Intermediate coding: During this stage of the coding process, substantive codes were developed out of the intermediate coding. I returned to the broad emergent themes of the intermediate coding with a new critical eye, re-reading the transcripts and subsequent themes again before distilling them further to develop solid coding categories around five broad themes. Each theme was assigned a name that represented the emergent theme of each section. The five broad themes that emerged were: 1) ‘graffiti is a rule-driven practice with clear guidelines’; 2) 'graffiti is an iterative practice that requires time and repetition in order to learn the practice’; 3)

‘graffiti requires mastery, much like an apprenticeship’; 4) ‘graffiti is a skill-driven practice’; and 5) ‘knowledge acquisition is very important, not just technical skills, but cultural knowledge as well’. Such cultural knowledge includes the history of the culture, its origins and genesis, and who the masters are, as well as knowledge of the rules of the practice that enable authentic participation in the graffiti writing culture.

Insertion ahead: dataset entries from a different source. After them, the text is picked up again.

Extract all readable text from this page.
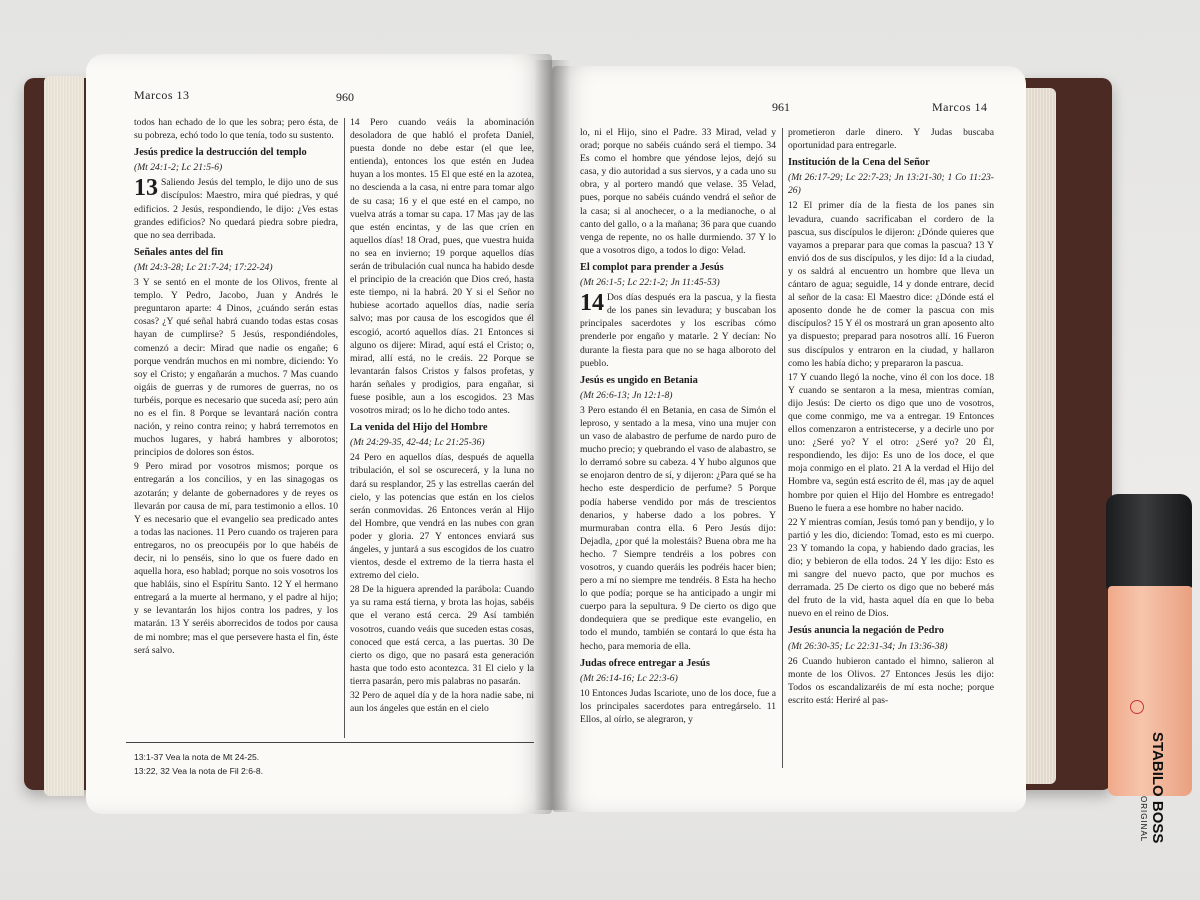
Marcos 13	960

todos han echado de lo que les sobra; pero ésta, de su pobreza, echó todo lo que tenía, todo su sustento.

Jesús predice la destrucción del templo

(Mt 24:1-2; Lc 21:5-6)

13 Saliendo Jesús del templo, le dijo uno de sus discípulos: Maestro, mira qué piedras, y qué edificios. 2 Jesús, respondiendo, le dijo: ¿Ves estas grandes edificios? No quedará piedra sobre piedra, que no sea derribada.

Señales antes del fin

(Mt 24:3-28; Lc 21:7-24; 17:22-24)

3 Y se sentó en el monte de los Olivos, frente al templo. Y Pedro, Jacobo, Juan y Andrés le preguntaron aparte: 4 Dinos, ¿cuándo serán estas cosas? ¿Y qué señal habrá cuando todas estas cosas hayan de cumplirse? 5 Jesús, respondiéndoles, comenzó a decir: Mirad que nadie os engañe; 6 porque vendrán muchos en mi nombre, diciendo: Yo soy el Cristo; y engañarán a muchos. 7 Mas cuando oigáis de guerras y de rumores de guerras, no os turbéis, porque es necesario que suceda así; pero aún no es el fin. 8 Porque se levantará nación contra nación, y reino contra reino; y habrá terremotos en muchos lugares, y habrá hambres y alborotos; principios de dolores son éstos.

9 Pero mirad por vosotros mismos; porque os entregarán a los concilios, y en las sinagogas os azotarán; y delante de gobernadores y de reyes os llevarán por causa de mí, para testimonio a ellos. 10 Y es necesario que el evangelio sea predicado antes a todas las naciones. 11 Pero cuando os trajeren para entregaros, no os preocupéis por lo que habéis de decir, ni lo penséis, sino lo que os fuere dado en aquella hora, eso hablad; porque no sois vosotros los que habláis, sino el Espíritu Santo. 12 Y el hermano entregará a la muerte al hermano, y el padre al hijo; y se levantarán los hijos contra los padres, y los matarán. 13 Y seréis aborrecidos de todos por causa de mi nombre; mas el que persevere hasta el fin, éste será salvo.

14 Pero cuando veáis la abominación desoladora de que habló el profeta Daniel, puesta donde no debe estar (el que lee, entienda), entonces los que estén en Judea huyan a los montes. 15 El que esté en la azotea, no descienda a la casa, ni entre para tomar algo de su casa; 16 y el que esté en el campo, no vuelva atrás a tomar su capa. 17 Mas ¡ay de las que estén encintas, y de las que críen en aquellos días! 18 Orad, pues, que vuestra huida no sea en invierno; 19 porque aquellos días serán de tribulación cual nunca ha habido desde el principio de la creación que Dios creó, hasta este tiempo, ni la habrá. 20 Y si el Señor no hubiese acortado aquellos días, nadie sería salvo; mas por causa de los escogidos que él escogió, acortó aquellos días. 21 Entonces si alguno os dijere: Mirad, aquí está el Cristo; o, mirad, allí está, no le creáis. 22 Porque se levantarán falsos Cristos y falsos profetas, y harán señales y prodigios, para engañar, si fuese posible, aun a los escogidos. 23 Mas vosotros mirad; os lo he dicho todo antes.

La venida del Hijo del Hombre

(Mt 24:29-35, 42-44; Lc 21:25-36)

24 Pero en aquellos días, después de aquella tribulación, el sol se oscurecerá, y la luna no dará su resplandor, 25 y las estrellas caerán del cielo, y las potencias que están en los cielos serán conmovidas. 26 Entonces verán al Hijo del Hombre, que vendrá en las nubes con gran poder y gloria. 27 Y entonces enviará sus ángeles, y juntará a sus escogidos de los cuatro vientos, desde el extremo de la tierra hasta el extremo del cielo.

28 De la higuera aprended la parábola: Cuando ya su rama está tierna, y brota las hojas, sabéis que el verano está cerca. 29 Así también vosotros, cuando veáis que suceden estas cosas, conoced que está cerca, a las puertas. 30 De cierto os digo, que no pasará esta generación hasta que todo esto acontezca. 31 El cielo y la tierra pasarán, pero mis palabras no pasarán.

32 Pero de aquel día y de la hora nadie sabe, ni aun los ángeles que están en el cielo

13:1-37 Vea la nota de Mt 24-25.
13:22, 32 Vea la nota de Fil 2:6-8.
961	Marcos 14

lo, ni el Hijo, sino el Padre. 33 Mirad, velad y orad; porque no sabéis cuándo será el tiempo. 34 Es como el hombre que yéndose lejos, dejó su casa, y dio autoridad a sus siervos, y a cada uno su obra, y al portero mandó que velase. 35 Velad, pues, porque no sabéis cuándo vendrá el señor de la casa; si al anochecer, o a la medianoche, o al canto del gallo, o a la mañana; 36 para que cuando venga de repente, no os halle durmiendo. 37 Y lo que a vosotros digo, a todos lo digo: Velad.

El complot para prender a Jesús

(Mt 26:1-5; Lc 22:1-2; Jn 11:45-53)

14 Dos días después era la pascua, y la fiesta de los panes sin levadura; y buscaban los principales sacerdotes y los escribas cómo prenderle por engaño y matarle. 2 Y decían: No durante la fiesta para que no se haga alboroto del pueblo.

Jesús es ungido en Betania

(Mt 26:6-13; Jn 12:1-8)

3 Pero estando él en Betania, en casa de Simón el leproso, y sentado a la mesa, vino una mujer con un vaso de alabastro de perfume de nardo puro de mucho precio; y quebrando el vaso de alabastro, se lo derramó sobre su cabeza. 4 Y hubo algunos que se enojaron dentro de sí, y dijeron: ¿Para qué se ha hecho este desperdicio de perfume? 5 Porque podía haberse vendido por más de trescientos denarios, y haberse dado a los pobres. Y murmuraban contra ella. 6 Pero Jesús dijo: Dejadla, ¿por qué la molestáis? Buena obra me ha hecho. 7 Siempre tendréis a los pobres con vosotros, y cuando queráis les podréis hacer bien; pero a mí no siempre me tendréis. 8 Esta ha hecho lo que podía; porque se ha anticipado a ungir mi cuerpo para la sepultura. 9 De cierto os digo que dondequiera que se predique este evangelio, en todo el mundo, también se contará lo que ésta ha hecho, para memoria de ella.

Judas ofrece entregar a Jesús

(Mt 26:14-16; Lc 22:3-6)

10 Entonces Judas Iscariote, uno de los doce, fue a los principales sacerdotes para entregárselo. 11 Ellos, al oírlo, se alegraron, y

prometieron darle dinero. Y Judas buscaba oportunidad para entregarle.

Institución de la Cena del Señor

(Mt 26:17-29; Lc 22:7-23; Jn 13:21-30; 1 Co 11:23-26)

12 El primer día de la fiesta de los panes sin levadura, cuando sacrificaban el cordero de la pascua, sus discípulos le dijeron: ¿Dónde quieres que vayamos a preparar para que comas la pascua? 13 Y envió dos de sus discípulos, y les dijo: Id a la ciudad, y os saldrá al encuentro un hombre que lleva un cántaro de agua; seguidle, 14 y donde entrare, decid al señor de la casa: El Maestro dice: ¿Dónde está el aposento donde he de comer la pascua con mis discípulos? 15 Y él os mostrará un gran aposento alto ya dispuesto; preparad para nosotros allí. 16 Fueron sus discípulos y entraron en la ciudad, y hallaron como les había dicho; y prepararon la pascua.

17 Y cuando llegó la noche, vino él con los doce. 18 Y cuando se sentaron a la mesa, mientras comían, dijo Jesús: De cierto os digo que uno de vosotros, que come conmigo, me va a entregar. 19 Entonces ellos comenzaron a entristecerse, y a decirle uno por uno: ¿Seré yo? Y el otro: ¿Seré yo? 20 Él, respondiendo, les dijo: Es uno de los doce, el que moja conmigo en el plato. 21 A la verdad el Hijo del Hombre va, según está escrito de él, mas ¡ay de aquel hombre por quien el Hijo del Hombre es entregado! Bueno le fuera a ese hombre no haber nacido.

22 Y mientras comían, Jesús tomó pan y bendijo, y lo partió y les dio, diciendo: Tomad, esto es mi cuerpo. 23 Y tomando la copa, y habiendo dado gracias, les dio; y bebieron de ella todos. 24 Y les dijo: Esto es mi sangre del nuevo pacto, que por muchos es derramada. 25 De cierto os digo que no beberé más del fruto de la vid, hasta aquel día en que lo beba nuevo en el reino de Dios.

Jesús anuncia la negación de Pedro

(Mt 26:30-35; Lc 22:31-34; Jn 13:36-38)

26 Cuando hubieron cantado el himno, salieron al monte de los Olivos. 27 Entonces Jesús les dijo: Todos os escandalizaréis de mí esta noche; porque escrito está: Heriré al pas-

STABILO BOSS
ORIGINAL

The themes and codes emerged from perceptions articulated in the firsthand accounts of the participants, meaning I did not begin the coding process with a predetermined set of codes. This process allowed for ‘opening up the codes to reflect the view of participants in a traditional qualitative way’ (Creswell, 2007, p. 152). I thus developed the codes by focusing on the words of the participants themselves. In reading the transcripts of the interview data, it became increasingly clear to me that graffiti writers and the crews they formed were much more multifaceted and complex than the vandalistic hooligans that are depicted in the media. As I continued reading

105 through the transcripts, a shared story began to unfold of the steps taken by each participant to become a graffiti writer. It soon became clear by comparing a number of different extracts from the transcripts that what was being described to me was a range of behaviours carried out by writers that comprised a practice, and that developing those behaviours involved a form of learning. Reading these accounts of becoming led me to start thinking about the graffiti community through the theoretical lenses of learning and community, as articulated in the accounts of the graffiti writers involved. These multiple articulations of practice revealed in the interview data in many ways began to resemble an apprenticeship; it was then that the emergent concept of the graffiti crew as a community of practice began to form. Thus a broad theme emerged from my active and regular engagement with the interview data collected for this study.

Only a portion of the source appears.